Let’s get some quotes from bankruptcy judges in here:

“Fairbanks, in a shocking display of corporate irresponsibility, repeatedly fabricated the amount of the Debtor’s obligation to it out of thin air.” 53 Maxwell v. Fairbanks Capital Corp. (In re Maxwell), 281 B.R. 101, 114 (Bankr. D. Mass. 2002).

“[t]he poor quality of papers filed by Fleet to support its claim is a sad commentary on the record keeping of a large financial institution. Unfortunately, it is typical of record-keeping products generated by lenders and loan servicers in court proceedings.” In re Wines, 239 B.R. 703, 709 (Bankr. D.N.J. 1999).

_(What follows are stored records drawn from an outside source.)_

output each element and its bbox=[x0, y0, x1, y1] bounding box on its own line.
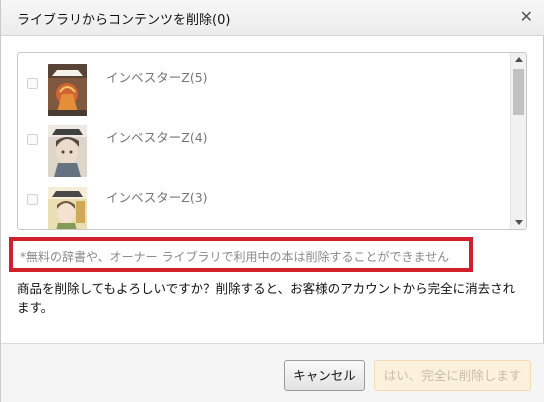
dialog-title: ライブラリからコンテンツを削除(0) bbox=[17, 13, 231, 28]
scrollbar-thumb[interactable] bbox=[513, 69, 524, 115]
item-title: インベスターZ(3) bbox=[106, 190, 208, 205]
item-title: インベスターZ(5) bbox=[106, 70, 208, 85]
item-title: インベスターZ(4) bbox=[106, 130, 208, 145]
close-icon[interactable]: ✕ bbox=[520, 9, 533, 25]
dialog-header: ライブラリからコンテンツを削除(0) ✕ bbox=[1, 0, 544, 36]
confirmation-message: 商品を削除してもよろしいですか？削除すると、お客様のアカウントから完全に消去され… bbox=[17, 281, 516, 315]
scroll-down-arrow-icon[interactable] bbox=[515, 220, 523, 225]
content-list[interactable]: インベスターZ(5) インベスターZ(4) インベスターZ(3) bbox=[17, 52, 527, 230]
list-item[interactable]: インベスターZ(3) bbox=[18, 185, 510, 229]
book-cover-image bbox=[48, 64, 87, 116]
list-item[interactable]: インベスターZ(5) bbox=[18, 61, 510, 123]
list-item[interactable]: インベスターZ(4) bbox=[18, 123, 510, 185]
book-cover-image bbox=[48, 187, 87, 229]
cancel-button[interactable]: キャンセル bbox=[284, 360, 365, 391]
item-checkbox[interactable] bbox=[27, 78, 38, 89]
delete-content-dialog: ライブラリからコンテンツを削除(0) ✕ インベスターZ(5) インベスターZ(… bbox=[0, 0, 544, 402]
item-checkbox[interactable] bbox=[27, 194, 38, 205]
scroll-up-arrow-icon[interactable] bbox=[515, 57, 523, 62]
book-cover-image bbox=[48, 125, 87, 177]
item-checkbox[interactable] bbox=[27, 134, 38, 145]
dialog-footer: キャンセル はい、完全に削除します bbox=[1, 343, 544, 402]
confirm-delete-button[interactable]: はい、完全に削除します bbox=[374, 360, 531, 391]
notice-text: *無料の辞書や、オーナー ライブラリで利用中の本は削除することができません bbox=[20, 250, 450, 264]
deletion-notice: *無料の辞書や、オーナー ライブラリで利用中の本は削除することができません bbox=[9, 237, 473, 272]
list-scrollbar[interactable] bbox=[510, 53, 526, 229]
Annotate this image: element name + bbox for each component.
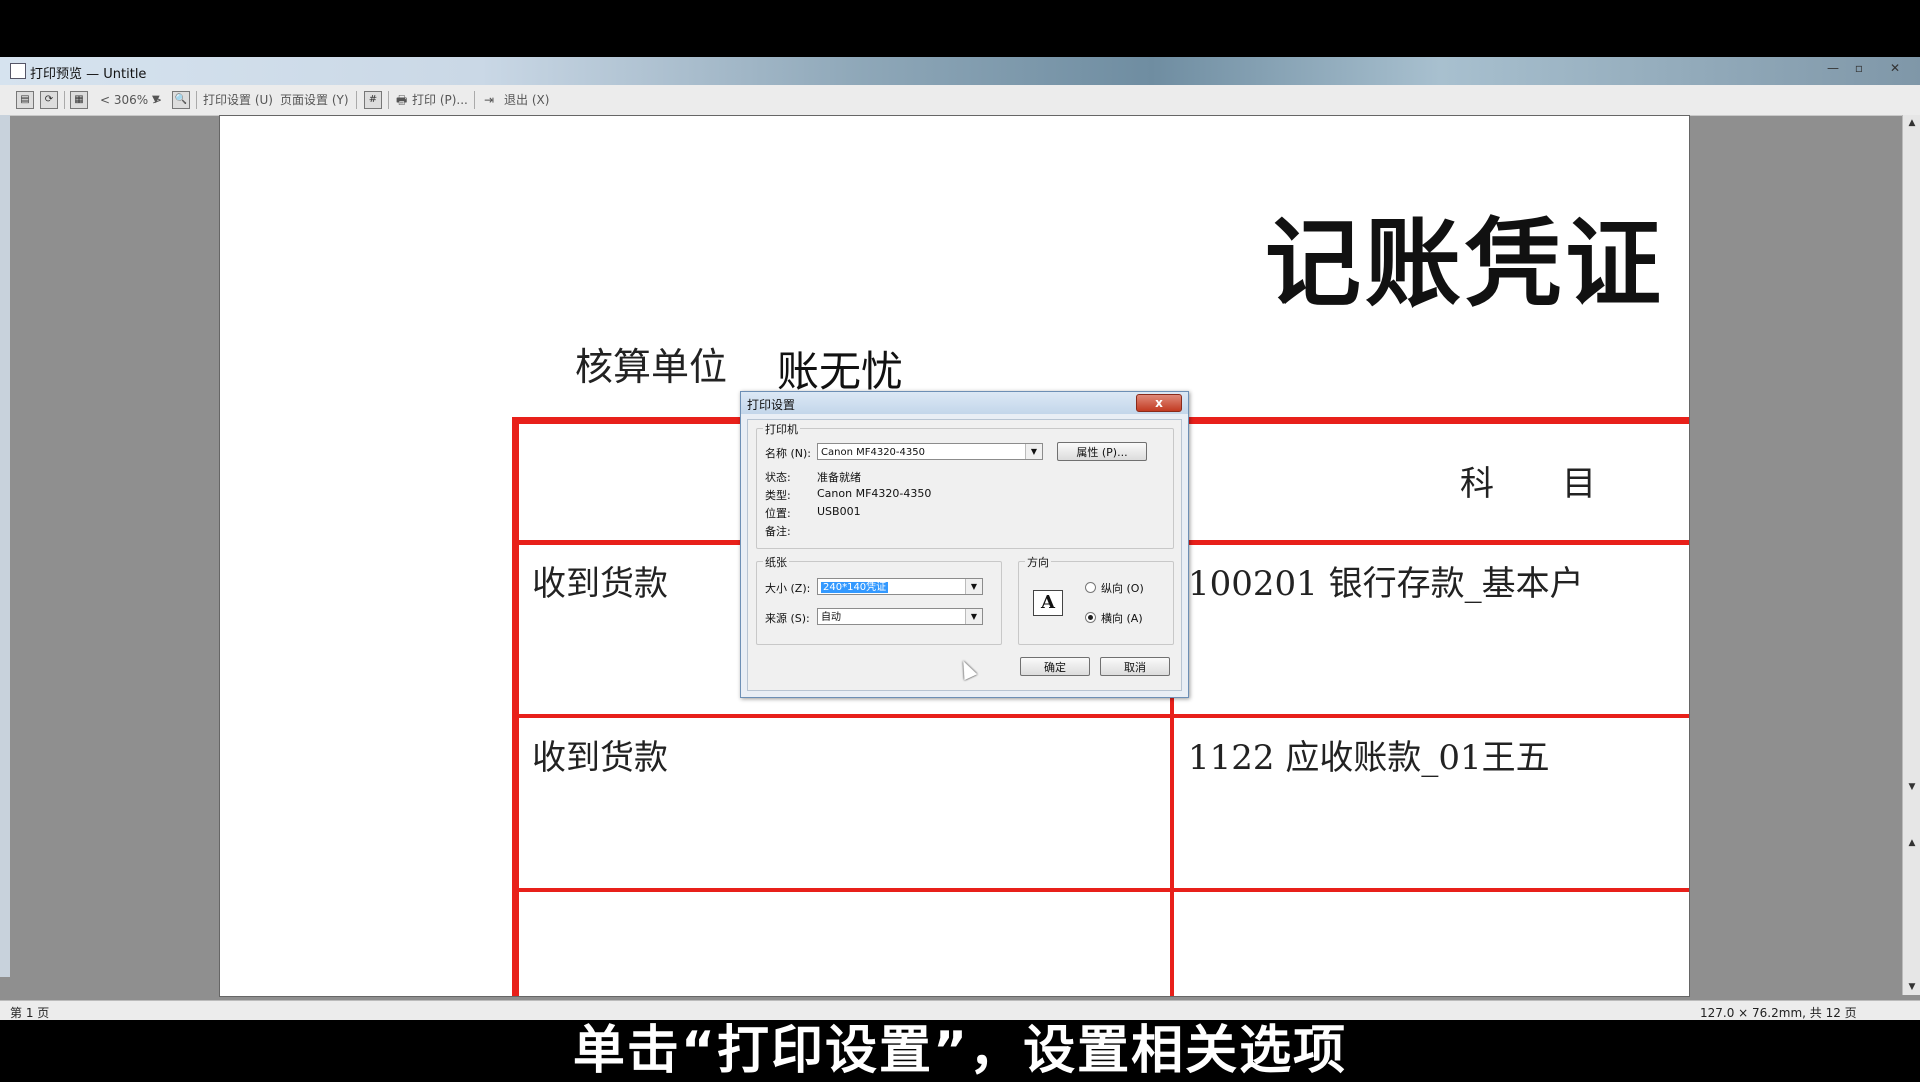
scroll-up-icon[interactable]: ▲ [1903, 115, 1920, 131]
orientation-group: 方向 A 纵向 (O) 横向 (A) [1018, 554, 1174, 645]
minimize-button[interactable]: — [1820, 59, 1846, 77]
row-summary: 收到货款 [532, 564, 668, 604]
toolbar: ▤ ⟳ ▦ < 306% > ▼ 🔍 打印设置 (U) 页面设置 (Y) # 🖶… [0, 85, 1920, 116]
page-view-icon[interactable]: ▤ [16, 91, 34, 109]
ok-button[interactable]: 确定 [1020, 657, 1090, 676]
chevron-down-icon[interactable]: ▼ [1025, 444, 1042, 459]
dialog-title-bar: 打印设置 x [741, 392, 1188, 414]
paper-source-value: 自动 [821, 612, 841, 623]
status-bar: 第 1 页 127.0 × 76.2mm, 共 12 页 [0, 1000, 1920, 1021]
zoom-magnifier-icon[interactable]: 🔍 [172, 91, 190, 109]
exit-icon: ⇥ [484, 93, 495, 107]
toolbar-separator [388, 91, 389, 109]
row-account: 1122 应收账款_01王五 [1188, 738, 1550, 778]
landscape-label[interactable]: 横向 (A) [1101, 610, 1143, 626]
orientation-group-label: 方向 [1025, 554, 1051, 570]
toolbar-separator [356, 91, 357, 109]
printer-name-label: 名称 (N): [765, 447, 812, 460]
paper-group: 纸张 大小 (Z): 240*140凭证 ▼ 来源 (S): 自动 ▼ [756, 554, 1002, 645]
comment-label: 备注: [765, 525, 791, 538]
toolbar-separator [196, 91, 197, 109]
status-page: 第 1 页 [10, 1006, 50, 1020]
exit-button[interactable]: 退出 (X) [504, 90, 549, 110]
video-subtitle: 单击“打印设置”，设置相关选项 [572, 1021, 1348, 1081]
row-summary: 收到货款 [532, 738, 668, 778]
print-button[interactable]: 打印 (P)... [412, 90, 468, 110]
table-row-line [512, 888, 1689, 892]
chevron-down-icon[interactable]: ▼ [965, 609, 982, 624]
subject-header: 科 目 [1460, 464, 1596, 504]
printer-name-select[interactable]: Canon MF4320-4350 ▼ [817, 443, 1043, 460]
paper-group-label: 纸张 [763, 554, 789, 570]
app-icon [10, 63, 26, 79]
print-setup-dialog: 打印设置 x 打印机 名称 (N): Canon MF4320-4350 ▼ 属… [740, 391, 1189, 698]
location-value: USB001 [817, 505, 861, 518]
unit-value: 账无忧 [777, 347, 904, 396]
printer-name-value: Canon MF4320-4350 [821, 447, 925, 458]
paper-size-value: 240*140凭证 [821, 582, 889, 593]
paper-size-label: 大小 (Z): [765, 582, 811, 595]
window-title: 打印预览 — Untitle [30, 67, 147, 82]
unit-label: 核算单位 [575, 345, 728, 389]
multi-page-icon[interactable]: ▦ [70, 91, 88, 109]
portrait-radio[interactable] [1085, 582, 1096, 593]
left-strip [0, 115, 10, 977]
voucher-title: 记账凭证 [1265, 207, 1665, 320]
chevron-down-icon[interactable]: ▼ [965, 579, 982, 594]
toolbar-separator [64, 91, 65, 109]
landscape-radio[interactable] [1085, 612, 1096, 623]
scroll-down-icon[interactable]: ▼ [1903, 779, 1920, 795]
page-setup-button[interactable]: 页面设置 (Y) [280, 90, 349, 110]
paper-source-select[interactable]: 自动 ▼ [817, 608, 983, 625]
close-window-button[interactable]: ✕ [1882, 59, 1908, 77]
dialog-close-button[interactable]: x [1136, 394, 1182, 412]
type-value: Canon MF4320-4350 [817, 487, 932, 500]
refresh-icon[interactable]: ⟳ [40, 91, 58, 109]
cancel-button[interactable]: 取消 [1100, 657, 1170, 676]
paper-source-label: 来源 (S): [765, 612, 810, 625]
printer-group: 打印机 名称 (N): Canon MF4320-4350 ▼ 属性 (P)..… [756, 421, 1174, 549]
orientation-preview-icon: A [1033, 590, 1063, 616]
location-label: 位置: [765, 507, 791, 520]
print-setup-button[interactable]: 打印设置 (U) [203, 90, 273, 110]
dialog-body: 打印机 名称 (N): Canon MF4320-4350 ▼ 属性 (P)..… [747, 419, 1182, 691]
row-account: 100201 银行存款_基本户 [1188, 564, 1584, 604]
paper-size-select[interactable]: 240*140凭证 ▼ [817, 578, 983, 595]
grid-icon[interactable]: # [364, 91, 382, 109]
top-black-bar [0, 0, 1920, 57]
table-row-line [512, 714, 1689, 718]
status-value: 准备就绪 [817, 471, 861, 484]
portrait-label[interactable]: 纵向 (O) [1101, 580, 1144, 596]
zoom-dropdown-icon[interactable]: ▼ [152, 90, 160, 110]
toolbar-separator [474, 91, 475, 109]
maximize-button[interactable]: ▫ [1846, 59, 1872, 77]
status-info: 127.0 × 76.2mm, 共 12 页 [1700, 1006, 1857, 1020]
title-bar: 打印预览 — Untitle — ▫ ✕ [0, 57, 1920, 85]
properties-button[interactable]: 属性 (P)... [1057, 442, 1147, 461]
scroll-down-icon[interactable]: ▼ [1903, 979, 1920, 995]
type-label: 类型: [765, 489, 791, 502]
printer-group-label: 打印机 [763, 421, 800, 437]
vertical-scrollbar[interactable]: ▲ ▼ ▲ ▼ [1902, 115, 1920, 995]
dialog-title: 打印设置 [747, 398, 796, 412]
scroll-up-icon[interactable]: ▲ [1903, 835, 1920, 851]
printer-icon: 🖶 [396, 93, 408, 107]
table-border-left [512, 417, 519, 996]
status-label: 状态: [765, 471, 791, 484]
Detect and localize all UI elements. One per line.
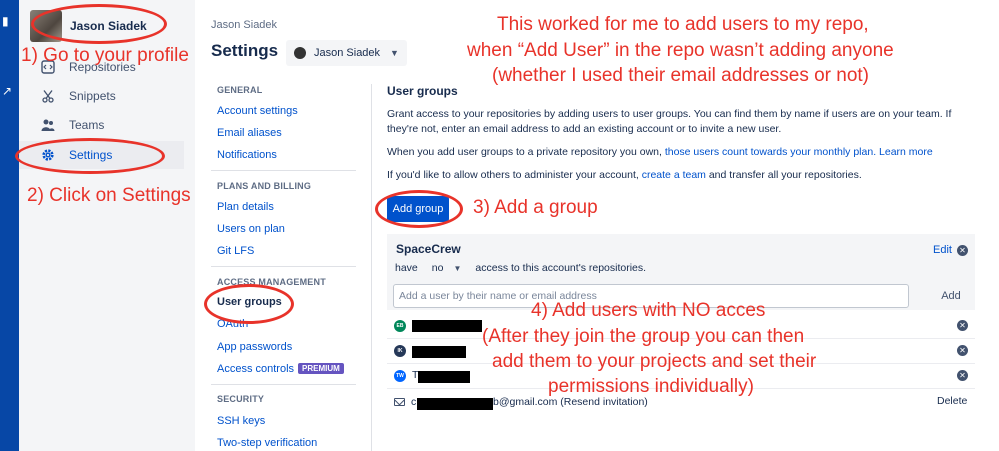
intro-paragraph: Grant access to your repositories by add… — [387, 108, 952, 135]
create-team-link[interactable]: create a team — [642, 169, 706, 181]
nav-divider — [211, 266, 356, 267]
sidebar-item-settings[interactable]: Settings — [19, 141, 184, 169]
account-switcher-label: Jason Siadek — [314, 47, 381, 59]
sidebar-item-label: Settings — [69, 148, 113, 162]
chevron-down-icon: ▼ — [453, 263, 462, 273]
member-avatar: IK — [394, 345, 406, 357]
redacted-email — [417, 398, 493, 410]
account-switcher[interactable]: Jason Siadek ▼ — [286, 40, 407, 66]
global-nav-rail: ▮ ↗ — [0, 0, 19, 451]
gear-icon — [41, 148, 55, 162]
product-icon[interactable]: ▮ — [2, 14, 16, 28]
nav-divider — [211, 384, 356, 385]
remove-member-icon[interactable]: ✕ — [957, 370, 968, 381]
content-divider — [371, 84, 372, 451]
nav-link-users-on-plan[interactable]: Users on plan — [217, 223, 285, 235]
redacted-name — [412, 320, 482, 332]
sidebar-item-label: Repositories — [69, 60, 136, 74]
section-title: User groups — [387, 84, 458, 98]
add-group-button[interactable]: Add group — [387, 196, 449, 222]
member-row: TW T ✕ — [387, 364, 975, 388]
delete-invite-link[interactable]: Delete — [937, 395, 967, 407]
sidebar-item-label: Teams — [69, 118, 105, 132]
redacted-name — [418, 371, 470, 383]
bitbucket-settings-screen: ▮ ↗ Jason Siadek Repositories Snippets T… — [0, 0, 999, 451]
chevron-down-icon: ▼ — [390, 48, 399, 58]
remove-member-icon[interactable]: ✕ — [957, 320, 968, 331]
nav-link-two-step[interactable]: Two-step verification — [217, 437, 317, 449]
access-level-select[interactable]: no ▼ — [426, 260, 468, 276]
group-name: SpaceCrew — [396, 242, 461, 256]
member-row: IK ✕ — [387, 339, 975, 363]
nav-link-access-controls-label: Access controls — [217, 363, 295, 375]
nav-divider — [211, 170, 356, 171]
monthly-plan-link[interactable]: those users count towards your monthly p… — [665, 146, 876, 158]
profile-link[interactable]: Jason Siadek — [30, 10, 147, 42]
nav-link-plan-details[interactable]: Plan details — [217, 201, 274, 213]
nav-link-email-aliases[interactable]: Email aliases — [217, 127, 282, 139]
nav-heading-general: GENERAL — [217, 85, 263, 95]
plan-paragraph: When you add user groups to a private re… — [387, 145, 977, 160]
sidebar-item-label: Snippets — [69, 89, 116, 103]
access-prefix: have — [395, 262, 418, 274]
member-avatar: TW — [394, 370, 406, 382]
premium-badge: PREMIUM — [298, 363, 344, 374]
nav-heading-security: SECURITY — [217, 394, 265, 404]
nav-heading-plans: PLANS AND BILLING — [217, 181, 312, 191]
access-level-value: no — [431, 262, 444, 274]
member-avatar: EB — [394, 320, 406, 332]
nav-link-app-passwords[interactable]: App passwords — [217, 341, 292, 353]
plan-text: When you add user groups to a private re… — [387, 146, 665, 158]
sidebar-item-teams[interactable]: Teams — [19, 111, 184, 139]
people-icon — [41, 118, 55, 132]
add-user-input[interactable] — [393, 284, 909, 308]
breadcrumb[interactable]: Jason Siadek — [211, 19, 277, 31]
annotation-heading-line3: (whether I used their email addresses or… — [492, 65, 870, 86]
code-icon — [41, 60, 55, 74]
annotation-step3: 3) Add a group — [473, 197, 598, 218]
learn-more-link[interactable]: Learn more — [879, 146, 933, 158]
invite-email-suffix[interactable]: b@gmail.com (Resend invitation) — [493, 396, 648, 408]
profile-name: Jason Siadek — [70, 19, 147, 33]
nav-link-oauth[interactable]: OAuth — [217, 318, 248, 330]
mail-icon — [394, 398, 405, 406]
nav-link-access-controls[interactable]: Access controls PREMIUM — [217, 363, 344, 375]
edit-group-link[interactable]: Edit — [933, 244, 952, 256]
team-text-a: If you'd like to allow others to adminis… — [387, 169, 642, 181]
page-title: Settings — [211, 41, 279, 60]
member-row: EB ✕ — [387, 314, 975, 338]
team-text-b: and transfer all your repositories. — [705, 169, 862, 181]
account-avatar-icon — [294, 47, 306, 59]
nav-link-user-groups[interactable]: User groups — [217, 296, 282, 308]
invite-prefix: c — [411, 396, 417, 408]
sidebar-item-snippets[interactable]: Snippets — [19, 82, 184, 110]
nav-link-notifications[interactable]: Notifications — [217, 149, 277, 161]
nav-heading-access: ACCESS MANAGEMENT — [217, 277, 326, 287]
rail-arrow-icon[interactable]: ↗ — [2, 84, 16, 98]
access-suffix: access to this account's repositories. — [475, 262, 647, 274]
invite-row: c b@gmail.com (Resend invitation) Delete — [387, 391, 975, 415]
add-user-button[interactable]: Add — [932, 284, 970, 308]
nav-link-git-lfs[interactable]: Git LFS — [217, 245, 254, 257]
sidebar-item-repositories[interactable]: Repositories — [19, 53, 184, 81]
nav-link-account-settings[interactable]: Account settings — [217, 105, 298, 117]
access-row: have no ▼ access to this account's repos… — [395, 260, 646, 276]
remove-member-icon[interactable]: ✕ — [957, 345, 968, 356]
annotation-heading-line2: when “Add User” in the repo wasn’t addin… — [467, 40, 894, 61]
annotation-heading-line1: This worked for me to add users to my re… — [497, 14, 869, 35]
scissors-icon — [41, 89, 55, 103]
team-paragraph: If you'd like to allow others to adminis… — [387, 168, 977, 183]
redacted-name — [412, 346, 466, 358]
delete-group-icon[interactable]: ✕ — [957, 245, 968, 256]
avatar — [30, 10, 62, 42]
row-separator — [387, 388, 975, 389]
nav-link-ssh-keys[interactable]: SSH keys — [217, 415, 265, 427]
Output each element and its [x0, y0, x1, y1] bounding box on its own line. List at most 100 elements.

“Is it too much to ask a consumer mortgage lender to provide the debtor with a clear and unambiguous statement of the debtor’s default prior to foreclosing on the debtor’s house?” In re Thompson, 350 B.R. 842, 844–45 (Bankr. E.D. Wis. 2006).

(Source.) Notice that consumer rights groups were flagging this as a major problem back in 1999 and 2002 because judges were noticing it was a major problem in their bankruptcy courts. If the late 1990s to 2006 period is a Renaissance period of servicer fraud then we can contrast it with the period we live in now, the Baroque period of servicer fraud. Whatever unity there used to be between the forms and functions of the sloppy documentation and outright fraud in the art of servicing have become detached.

Yves here. While the media has suddenly started to recognize servicer abuses in the foreclosure process, the examples above, both from SIGTARP and indirectly from Konczal (the inability or refusal of the servicer to provide the correct principal balance is a stunner), point to a pattern and practice of extractive practices as a part of ongoing servicing. I’ve heard quite a few accounts of predatory servicing from attorneys, including one where a single, disputed $75 late fee compounded into a foreclosure action that was halted only by an 11th hour bankruptcy filing (and yes, Virginia. the borrower could prove he had made every single monthly payment from the beginning of his mortgage).

So if you assume that every person facing foreclosure is a deadbeat, you need to think twice. Many people who fight foreclosures think they are victims of servicing errors and abuses. And the evidence on the ground suggests that some, perhaps most, are correct in their beliefs.